Myth: Most workers can work longer by remaining with their career employer. Reality: Career employment is declining fast — only 44 percent of male workers age 58-62 are still with their age-50 employer, down from 70 percent two decades ago.
Myth: The working longer prescription is the answer for everyone. Reality: While today’s older workers are generally healthier and better educated, up to a third could be hard pressed to work into their mid-60s due to poor health or job prospects.
Myth: Government cannot do much to encourage longer work lives. Reality: Raising Social Security’s earliest eligibility age of 62 could push back the work/retirement divide by changing the mindset of both workers and employers.
Myth: Eliminating mandatory retirement removed a major barrier to working longer. Reality: Mandatory retirement could actually promote longer work lives by providing both employers and workers clear expectations about when careers end.
The issue of adjusting attitudes towards the age when it is appropriate to think about knocking off work altogether is, of course, just a skirmish in very complicated challenge. Life expectancy has been increasing for decades while average age of retirement has been steadily falling. A considerable gap in prospective retirement income for most persons has been the result.

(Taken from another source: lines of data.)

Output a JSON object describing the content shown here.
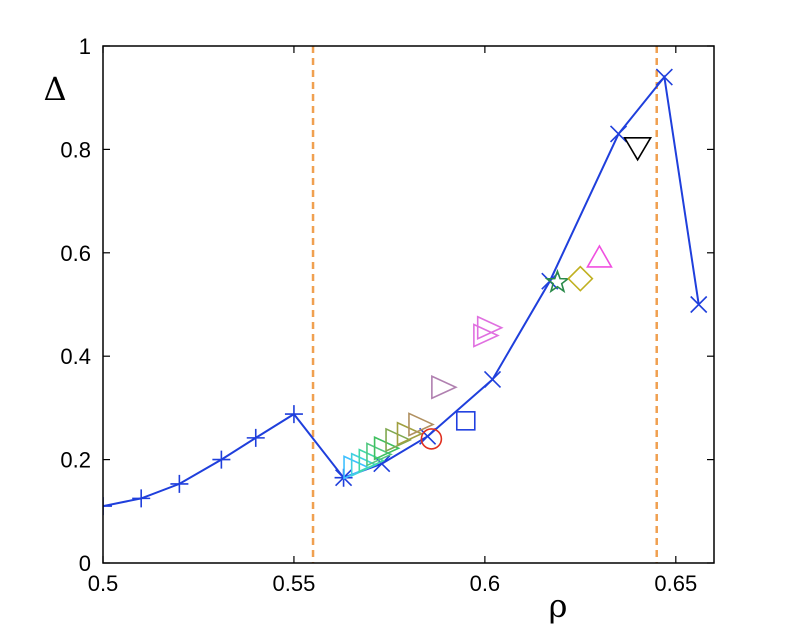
{
  "chart_data": {
    "type": "scatter",
    "title": "",
    "xlabel": "ρ",
    "ylabel": "Δ",
    "xlim": [
      0.5,
      0.66
    ],
    "ylim": [
      0,
      1
    ],
    "xticks": [
      0.5,
      0.55,
      0.6,
      0.65
    ],
    "xtick_labels": [
      "0.5",
      "0.55",
      "0.6",
      "0.65"
    ],
    "yticks": [
      0,
      0.2,
      0.4,
      0.6,
      0.8,
      1
    ],
    "ytick_labels": [
      "0",
      "0.2",
      "0.4",
      "0.6",
      "0.8",
      "1"
    ],
    "grid": false,
    "legend": "none",
    "vertical_lines": {
      "x": [
        0.555,
        0.645
      ],
      "color": "#f0a050",
      "style": "dashed"
    },
    "series": [
      {
        "marker": "plus",
        "color": "#1f3fdc",
        "line": true,
        "points": [
          [
            0.5,
            0.11
          ],
          [
            0.51,
            0.125
          ],
          [
            0.52,
            0.153
          ],
          [
            0.531,
            0.2
          ],
          [
            0.54,
            0.242
          ],
          [
            0.55,
            0.288
          ],
          [
            0.563,
            0.165
          ]
        ]
      },
      {
        "marker": "x",
        "color": "#1f3fdc",
        "line": true,
        "points": [
          [
            0.563,
            0.165
          ],
          [
            0.573,
            0.192
          ],
          [
            0.585,
            0.245
          ],
          [
            0.602,
            0.355
          ],
          [
            0.617,
            0.545
          ],
          [
            0.635,
            0.83
          ],
          [
            0.647,
            0.94
          ],
          [
            0.656,
            0.5
          ]
        ]
      },
      {
        "marker": "triangle-right",
        "color_sequence": [
          "#40c0ff",
          "#40d0e0",
          "#40d8a8",
          "#50c880",
          "#40c060",
          "#80a850",
          "#a0a040",
          "#b09060"
        ],
        "line": false,
        "points": [
          [
            0.566,
            0.185
          ],
          [
            0.568,
            0.19
          ],
          [
            0.57,
            0.198
          ],
          [
            0.572,
            0.21
          ],
          [
            0.574,
            0.222
          ],
          [
            0.577,
            0.238
          ],
          [
            0.58,
            0.25
          ],
          [
            0.583,
            0.268
          ]
        ]
      },
      {
        "marker": "triangle-right",
        "color": "#b080b0",
        "line": false,
        "points": [
          [
            0.589,
            0.34
          ]
        ]
      },
      {
        "marker": "triangle-right",
        "color": "#e070e0",
        "line": false,
        "points": [
          [
            0.6,
            0.44
          ],
          [
            0.601,
            0.455
          ]
        ]
      },
      {
        "marker": "circle",
        "color": "#e03020",
        "line": false,
        "points": [
          [
            0.586,
            0.24
          ]
        ]
      },
      {
        "marker": "square",
        "color": "#2040e0",
        "line": false,
        "points": [
          [
            0.595,
            0.275
          ]
        ]
      },
      {
        "marker": "star",
        "color": "#2a8a4a",
        "line": false,
        "points": [
          [
            0.619,
            0.543
          ]
        ]
      },
      {
        "marker": "diamond",
        "color": "#c0b020",
        "line": false,
        "points": [
          [
            0.625,
            0.55
          ]
        ]
      },
      {
        "marker": "triangle-up",
        "color": "#f050e0",
        "line": false,
        "points": [
          [
            0.63,
            0.59
          ]
        ]
      },
      {
        "marker": "triangle-down",
        "color": "#000000",
        "line": false,
        "points": [
          [
            0.64,
            0.805
          ]
        ]
      }
    ]
  }
}
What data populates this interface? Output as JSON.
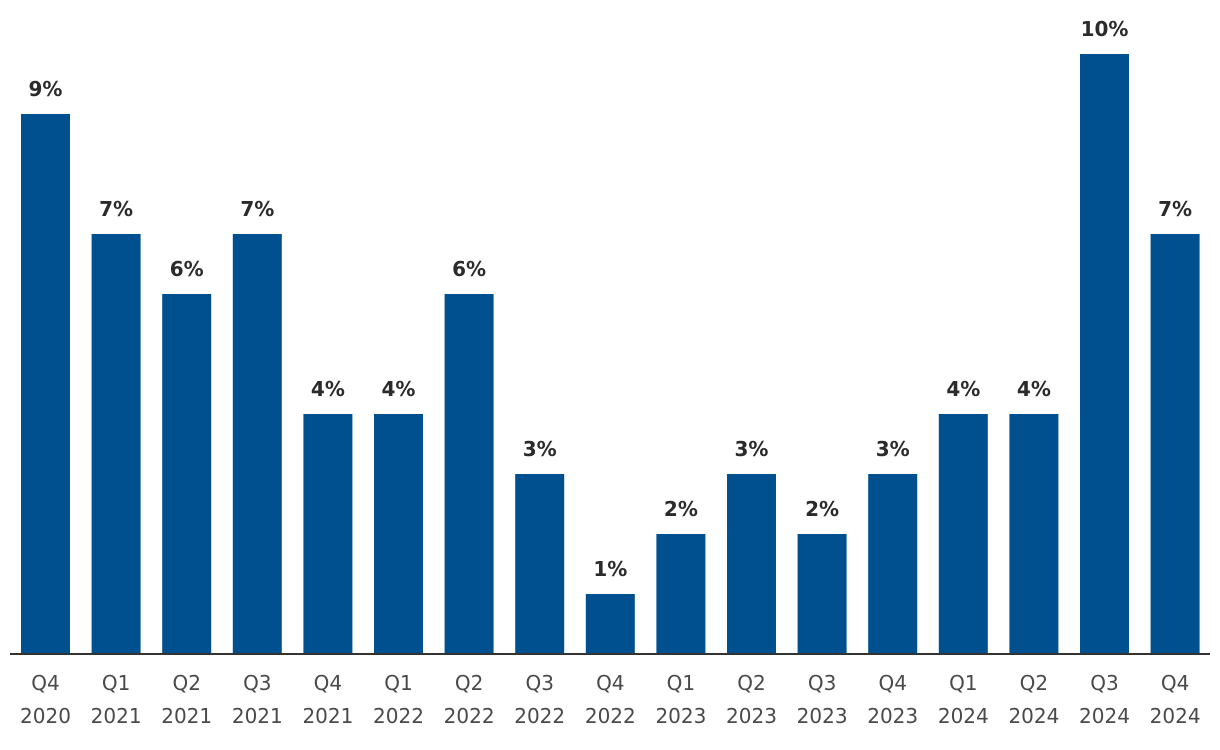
{
  "chart_data": {
    "type": "bar",
    "title": "",
    "xlabel": "",
    "ylabel": "",
    "categories": [
      [
        "Q4",
        "2020"
      ],
      [
        "Q1",
        "2021"
      ],
      [
        "Q2",
        "2021"
      ],
      [
        "Q3",
        "2021"
      ],
      [
        "Q4",
        "2021"
      ],
      [
        "Q1",
        "2022"
      ],
      [
        "Q2",
        "2022"
      ],
      [
        "Q3",
        "2022"
      ],
      [
        "Q4",
        "2022"
      ],
      [
        "Q1",
        "2023"
      ],
      [
        "Q2",
        "2023"
      ],
      [
        "Q3",
        "2023"
      ],
      [
        "Q4",
        "2023"
      ],
      [
        "Q1",
        "2024"
      ],
      [
        "Q2",
        "2024"
      ],
      [
        "Q3",
        "2024"
      ],
      [
        "Q4",
        "2024"
      ]
    ],
    "values": [
      9,
      7,
      6,
      7,
      4,
      4,
      6,
      3,
      1,
      2,
      3,
      2,
      3,
      4,
      4,
      10,
      7
    ],
    "value_labels": [
      "9%",
      "7%",
      "6%",
      "7%",
      "4%",
      "4%",
      "6%",
      "3%",
      "1%",
      "2%",
      "3%",
      "2%",
      "3%",
      "4%",
      "4%",
      "10%",
      "7%"
    ],
    "unit": "%",
    "ylim": [
      0,
      10
    ],
    "grid": false,
    "legend": "none",
    "colors": {
      "bar": "#004f8f",
      "value_label": "#2b2b2b",
      "tick_label": "#4a4a4a",
      "axis": "#333333"
    }
  }
}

Headlines have centered for years on the actuarial imbalances in the Social Security system. If no combination of benefit cuts and tax increases were enacted, ever, the government pension plan – the main source of income for a third of all elderly Americans – would be forced to make substantial cuts in benefits around 2040. A relatively modest series of benefit trims and tax increases could restore actuarial balance, especially if it were enacted sooner rather than later. Meanwhile, employer pension plans are on the wane. And, on average, the tax-sheltered individual saving accounts known as 401(k) plans have been found to be generally inadequate.
Relatively small changes can make big differences in the broader picture, however. Chief among them is the work-longer prescription, especially for baby boomers with little chance to increase their savings. A few extra years in the work force can make a big difference for many persons: more income for longer, higher Social Security pensions, larger 401(k)s with greater appreciation. Hence the emphasis on persuading people to shift their thinking about retirement forward, past the age of 62.
So look for more stories about the benefits of working longer. And stay tuned for further developments early in the next presidential administration. The need to spruce up retirement incomes is hardly a problem that cannot be solved, at least in the aggregate. It’s just one of those things – like the paucity of benches around our city and suburban squares – that we didn’t think about for many years.